Participation in high- or very high-intensity exercise including competitive sports (except for those where the occurrence of syncope may be associated with harm or death) may be considered in asymptomatic individuals who fulfil all of the following:
(i) mildly reduced LV systolic function (EF 4550%);
(ii) absence of frequent and/or complex VAs on ambulatory Holter monitoring or exercise testing;
(iii) absence of LGE on CMR;
(iv) ability to increase EF by 1015% during exercise; and
(v) no evidence of high-risk genotype (lamin A/C or filamin C).
Participation in all competitive sports may be considered in individuals with DCM who are genotype positive and phenotype negative, except for carriers of high-risk mutations (lamin A/C or filamin C).
Participation in high- or very high-intensity exercise including competitive sports is not recommended for individuals with a DCM and any of the following:
(i) symptoms or history of cardiac arrest or unexplained syncope;
(ii) LVEF<45%;
(iii) frequent and/or complex VAs on ambulatory Holter monitoring or exercise testing;
(iv) extensive LGE (>20%) on CMR; or
(v) high-risk genotype (lamin A/C or filamin C).
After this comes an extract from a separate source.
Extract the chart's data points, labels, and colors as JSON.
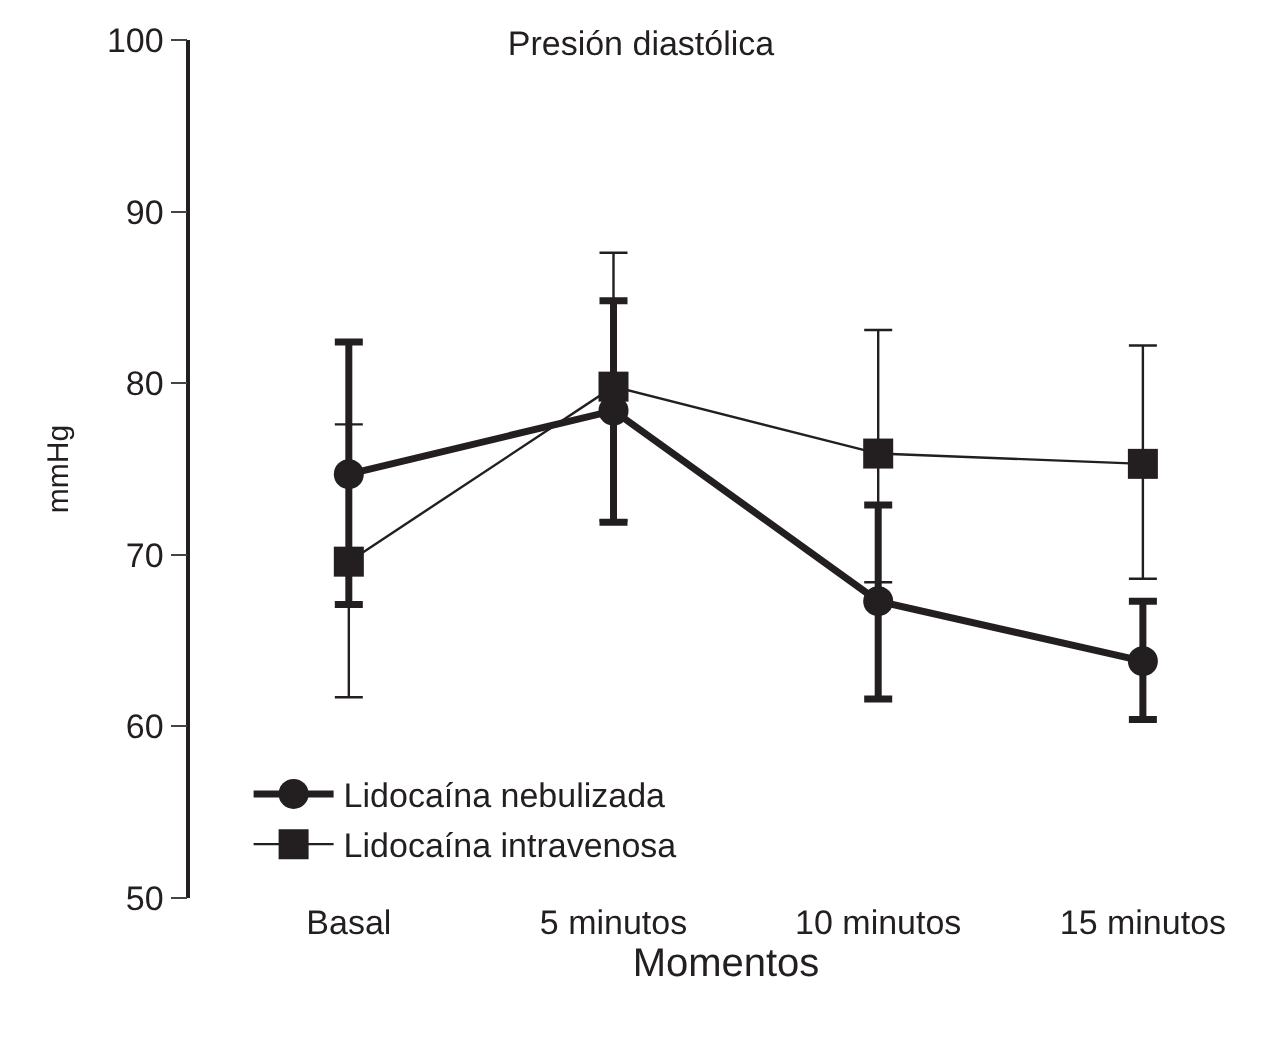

Follow-up recommendations are as follow:
Annual follow-up is recommended for individuals with DCM who exercise regularly
Six-monthly follow-up should be considered in individuals with high-risk mutations and adolescent individuals and young adults whose DCM phenotype may still be evolving and who are more vulnerable to exercise-related SCD.
Annual assessment should be considered for genotype-positive/phenotype-negative individuals for phenotypic features and risk stratification purposes.